Bien lo saben de siempre los represores: si no quieres que algo exista no has de prohibirlo; sólo has de no mencionarlo jamás.
Son sólo cuarenta años, cuarenta y pico años, los que separan 1962 (en España no haría falta irse tan lejos) de nuestros días y, sin embargo, qué cantidad de sutiles diferencias. Parece mentira, como decía Ian MacEwan en una entrevista, que dos jóvenes pudieran llegar vírgenes al matrimonio y no fueran tontos, y tuvieran tanto miedo, y existiera tanto desconocimiento.
Dios, qué novela. Excepto por unas pocas páginas al final, todo ocurre en un par de horas: la cena, el silencio, la tensión. El deseo, casi la necesidad, de que estalle alguna tormenta, de que un grito o una patada hagan añicos el aire congelado en que se intentan mover los protagonistas. En ese par de horas se recuperan dos historias, un noviazgo, y una época en que la juventud aún no era lo único que merecía la pena de la vida.

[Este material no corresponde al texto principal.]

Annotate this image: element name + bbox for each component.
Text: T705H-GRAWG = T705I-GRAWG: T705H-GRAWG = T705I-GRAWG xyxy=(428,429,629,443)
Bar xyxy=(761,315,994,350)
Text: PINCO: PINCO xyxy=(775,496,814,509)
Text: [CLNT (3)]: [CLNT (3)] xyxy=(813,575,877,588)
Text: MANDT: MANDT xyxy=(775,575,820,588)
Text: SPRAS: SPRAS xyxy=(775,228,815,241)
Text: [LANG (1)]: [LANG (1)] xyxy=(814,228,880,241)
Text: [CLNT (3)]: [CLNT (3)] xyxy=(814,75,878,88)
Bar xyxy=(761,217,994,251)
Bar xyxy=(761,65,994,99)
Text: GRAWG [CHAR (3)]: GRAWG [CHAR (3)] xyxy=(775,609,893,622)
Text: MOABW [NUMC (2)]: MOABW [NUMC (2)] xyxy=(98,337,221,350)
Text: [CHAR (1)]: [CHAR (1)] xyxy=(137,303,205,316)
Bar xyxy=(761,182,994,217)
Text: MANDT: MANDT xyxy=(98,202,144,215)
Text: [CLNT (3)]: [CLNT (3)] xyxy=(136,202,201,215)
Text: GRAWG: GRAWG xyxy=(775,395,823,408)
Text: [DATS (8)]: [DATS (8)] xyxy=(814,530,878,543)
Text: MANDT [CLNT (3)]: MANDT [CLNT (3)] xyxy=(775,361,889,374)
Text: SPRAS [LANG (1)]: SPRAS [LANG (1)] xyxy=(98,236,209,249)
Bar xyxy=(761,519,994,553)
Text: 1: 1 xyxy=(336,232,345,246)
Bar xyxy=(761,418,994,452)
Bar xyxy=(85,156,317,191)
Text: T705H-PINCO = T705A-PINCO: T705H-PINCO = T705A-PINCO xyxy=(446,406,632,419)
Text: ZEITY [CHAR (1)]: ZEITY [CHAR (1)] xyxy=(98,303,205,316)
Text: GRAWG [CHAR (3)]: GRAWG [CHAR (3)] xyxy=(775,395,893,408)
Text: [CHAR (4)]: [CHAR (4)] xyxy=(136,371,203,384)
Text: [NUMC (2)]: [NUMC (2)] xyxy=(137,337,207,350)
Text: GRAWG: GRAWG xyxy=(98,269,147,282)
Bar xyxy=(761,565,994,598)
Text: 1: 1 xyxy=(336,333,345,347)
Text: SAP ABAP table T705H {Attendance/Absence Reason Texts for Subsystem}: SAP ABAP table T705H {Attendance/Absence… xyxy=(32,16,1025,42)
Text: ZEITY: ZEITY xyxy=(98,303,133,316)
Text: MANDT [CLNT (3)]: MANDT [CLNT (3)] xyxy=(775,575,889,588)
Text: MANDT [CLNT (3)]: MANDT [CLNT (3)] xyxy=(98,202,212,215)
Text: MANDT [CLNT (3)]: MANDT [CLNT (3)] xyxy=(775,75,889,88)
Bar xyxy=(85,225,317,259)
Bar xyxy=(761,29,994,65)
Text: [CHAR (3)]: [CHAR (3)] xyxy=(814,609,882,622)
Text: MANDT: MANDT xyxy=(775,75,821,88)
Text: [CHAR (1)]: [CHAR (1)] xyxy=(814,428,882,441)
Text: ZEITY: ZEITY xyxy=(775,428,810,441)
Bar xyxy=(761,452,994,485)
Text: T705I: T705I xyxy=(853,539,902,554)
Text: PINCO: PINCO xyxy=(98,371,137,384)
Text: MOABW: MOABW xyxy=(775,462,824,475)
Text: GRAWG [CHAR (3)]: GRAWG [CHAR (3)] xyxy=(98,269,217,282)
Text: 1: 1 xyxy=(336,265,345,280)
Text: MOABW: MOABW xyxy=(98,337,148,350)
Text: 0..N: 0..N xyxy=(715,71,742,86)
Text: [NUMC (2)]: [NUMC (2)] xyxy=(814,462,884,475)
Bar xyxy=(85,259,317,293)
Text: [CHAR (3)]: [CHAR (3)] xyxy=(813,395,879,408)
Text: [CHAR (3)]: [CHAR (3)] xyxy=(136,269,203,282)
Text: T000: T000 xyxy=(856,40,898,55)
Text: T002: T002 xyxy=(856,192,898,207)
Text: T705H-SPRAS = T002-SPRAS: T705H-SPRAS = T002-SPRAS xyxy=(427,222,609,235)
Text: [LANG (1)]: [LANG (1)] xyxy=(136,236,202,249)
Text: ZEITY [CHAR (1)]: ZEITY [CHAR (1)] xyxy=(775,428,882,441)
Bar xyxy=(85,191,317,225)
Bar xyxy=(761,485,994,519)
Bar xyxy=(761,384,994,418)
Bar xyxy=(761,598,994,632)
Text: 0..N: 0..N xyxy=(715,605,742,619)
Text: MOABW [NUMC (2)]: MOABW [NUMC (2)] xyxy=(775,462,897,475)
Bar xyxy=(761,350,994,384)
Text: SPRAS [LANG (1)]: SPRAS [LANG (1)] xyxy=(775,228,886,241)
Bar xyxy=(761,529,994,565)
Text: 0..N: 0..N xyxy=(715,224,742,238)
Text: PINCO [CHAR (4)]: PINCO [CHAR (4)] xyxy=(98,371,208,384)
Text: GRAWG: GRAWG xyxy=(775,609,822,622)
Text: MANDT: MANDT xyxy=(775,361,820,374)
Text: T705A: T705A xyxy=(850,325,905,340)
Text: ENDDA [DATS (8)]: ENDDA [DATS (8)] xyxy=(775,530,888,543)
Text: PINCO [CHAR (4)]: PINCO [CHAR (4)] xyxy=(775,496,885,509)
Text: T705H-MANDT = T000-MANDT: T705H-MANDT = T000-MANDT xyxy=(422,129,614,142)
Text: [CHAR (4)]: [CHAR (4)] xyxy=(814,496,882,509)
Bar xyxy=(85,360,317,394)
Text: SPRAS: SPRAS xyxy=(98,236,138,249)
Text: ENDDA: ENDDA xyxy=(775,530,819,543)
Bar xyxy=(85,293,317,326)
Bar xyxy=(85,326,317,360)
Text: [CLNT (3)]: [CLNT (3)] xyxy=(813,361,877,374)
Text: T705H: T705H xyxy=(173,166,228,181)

Esto es antes de los famosos sesenta. Es los no famosos sesenta.
Y, a la vez que en Chesil Beach dos personas que se aman se observan a través de un silencio magnífico que sería poco creíble hoy en día –por más que pudiera ser perfectamente real-, a la vez, digo, qué poco cambia nada. Ian MacEwan utiliza una lupa para mirar el amor, el primer amor, el que hace que el universo se mantenga en suspenso en la yema de un dedo y estalle sobre la piel. Y qué poco pesa el amor en comparación con lo que pesa el silencio.
No había nada allí, en el silencio, nada por lo que mereciera la pena dar la vida... es lo que suele ocurrir con los silencios.
Sería interesante analizar si el sexo tenía más poder en el silencio o si tiene más poder ahora, en esta versión multiforme y superficial de nuestros días.